John C. Rensenbrink (born August 30, 1928) is an American political scientist, philosopher, journalist, educational innovator, and political activist. He has initiated and helped found many organizations, the most prominent of which are the Maine Green Party (1984); the Green Party of the United States (1984-87); and the Cathance River Education Alliance in Topsham, Maine (2000).
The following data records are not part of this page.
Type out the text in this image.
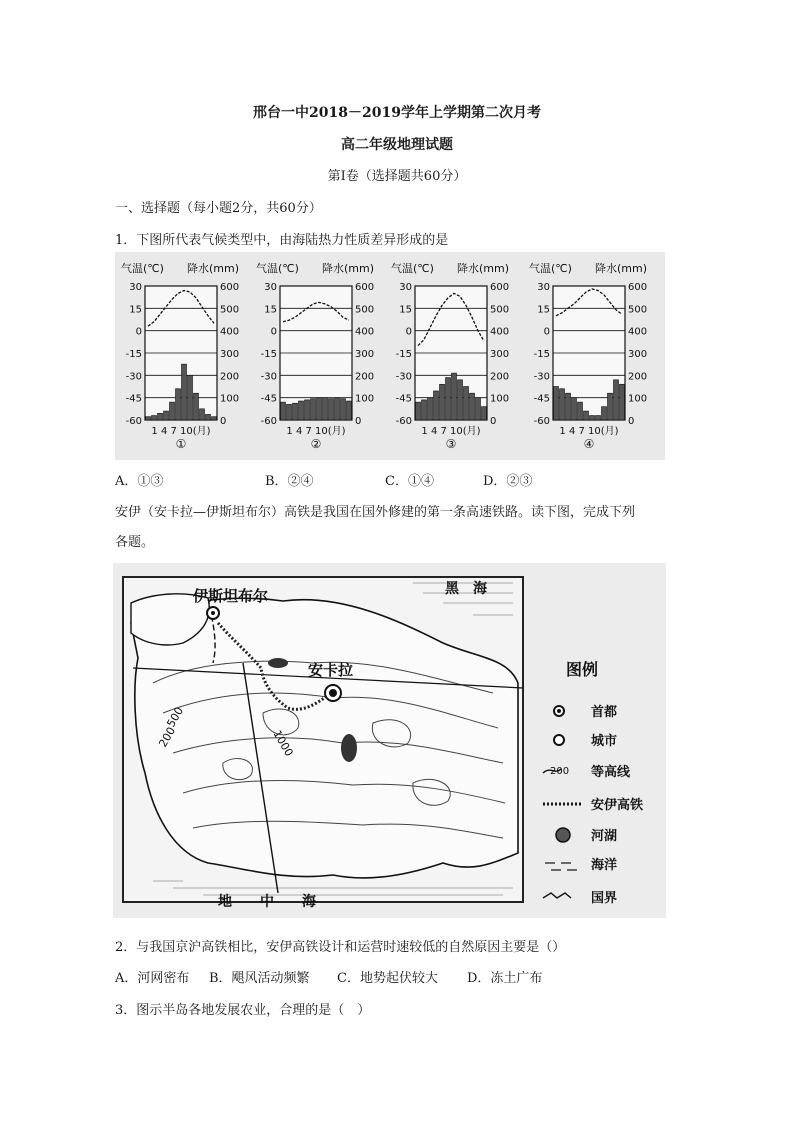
邢台一中2018－2019学年上学期第二次月考
高二年级地理试题
第Ⅰ卷（选择题共60分）
一、选择题（每小题2分，共60分）
1．下图所代表气候类型中，由海陆热力性质差异形成的是
气温(℃) 降水(mm)
30
15
0
-15
-30
-45
-60
600
500
400
300
200
100
0
1 4 7 10(月)
①
气温(℃) 降水(mm)
30
15
0
-15
-30
-45
-60
600
500
400
300
200
100
0
1 4 7 10(月)
②
气温(℃) 降水(mm)
30
15
0
-15
-30
-45
-60
600
500
400
300
200
100
0
1 4 7 10(月)
③
气温(℃) 降水(mm)
30
15
0
-15
-30
-45
-60
600
500
400
300
200
100
0
1 4 7 10(月)
④
A．①③	B．②④	C．①④	D．②③
安伊（安卡拉—伊斯坦布尔）高铁是我国在国外修建的第一条高速铁路。读下图，完成下列
各题。
伊斯坦布尔
安卡拉
黑　海
地　　中　　海
500
200	1000
图例
首都
城市
200 等高线
安伊高铁
河湖
海洋
国界
2．与我国京沪高铁相比，安伊高铁设计和运营时速较低的自然原因主要是（）
A．河网密布 B．飓风活动频繁 C．地势起伏较大 D．冻土广布
3．图示半岛各地发展农业，合理的是（　）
Rensenbrink was born in 1928 in rural Pease, Minnesota, one of seven children of Dutch-American farming parents. Their mother, Effie, was born in the Netherlands; their father, John, was the eldest son of Dutch immigrants. where he worked on his family's farm. Rensenbrink and his brother Henry operated the dairy farm upon their father’s untimely death in 1943. Unable to attend high school, Rensenbrink took a correspondence course conducted by the American School in Chicago. Leaving home at the age of 18, he attended Calvin College in Grand Rapids, Michigan, where he studied history, English and philosophy and . His mother and siblings moved to that city the following year. He graduated from Calvin with a BA in 1950. He entered the University of Michigan in Ann Arbor, focused primarily on political philosophy, and received a Masters Degree in political science in 1951. This was followed by a Fulbright Scholarship to study at the University of Amsterdam from 1951-52. Thereafter, he studied at the University of Chicago, concentrating on political philosophy, American politics, and constitutional law, and completed his Ph.D. in political science from that university in 1956. His Ph.D thesis was entitled “Technology and Utopia: the Structure of Freedom”.
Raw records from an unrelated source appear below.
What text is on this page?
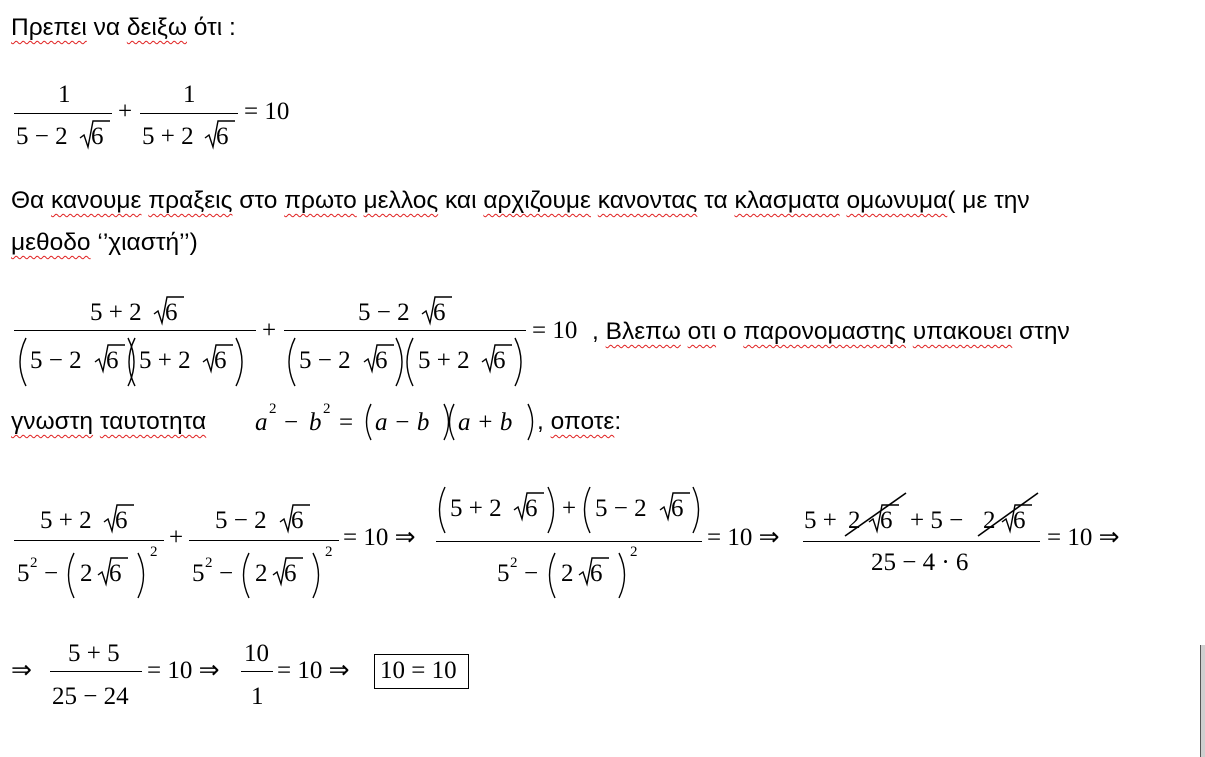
Πρεπει να δειξω ότι :
1
5 − 2 6
+
1
5 + 2 6
= 10
Θα κανουμε πραξεις στο πρωτο μελλος και αρχιζουμε κανοντας τα κλασματα ομωνυμα( με την
μεθοδο ‘’χιαστή’’)
5 + 2 6
5 − 2 6 5 + 2 6
+
5 − 2 6
5 − 2 6 5 + 2 6
= 10 , Βλεπω οτι ο παρονομαστης υπακουει στην
γνωστη ταυτοτητα a 2 − b 2 = a − b a + b , οποτε:
5 + 2 6
5 2 − 2 6
2
+
5 − 2 6
5 2 − 2 6
2
= 10 ⇒
5 + 2 6 + 5 − 2 6
5 2 − 2 6
2
= 10 ⇒
5 + 2 6 + 5 − 2 6
25 − 4 · 6
= 10 ⇒
⇒
5 + 5
25 − 24
= 10 ⇒
10
1
= 10 ⇒ 10 = 10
Rensenbrink began teaching at Coe College in 1956 as an assistant professor of history and international relations. After a year at Coe teaching history and international relations, he taught political philosophy and American government at Williams College in Williamstown, Massachusetts for four years. He met Carla Washburne of Williamstown and they married in 1959. They moved to Maine in 1961. Rensenbrink taught political philosophy and history at Bowdoin College in Brunswick, Maine for one year before taking a job in 1962 for three years as Education Advisor to the governments of Kenya and Tanzania, sponsored by the U.S. Agency for International Development. He and Carla and their daughters Kathryn and Margaret, aged three and one respectively, returned to Maine in 1965. They settled in Topsham and Rensenbrink returned to his teaching at Bowdoin College. Rensenbrink was promoted to the tenured position of Associate Professor in 1968 and to full Professor in 1974. The Rensenbrink’s third child, Elizabeth, was born in January, 1968.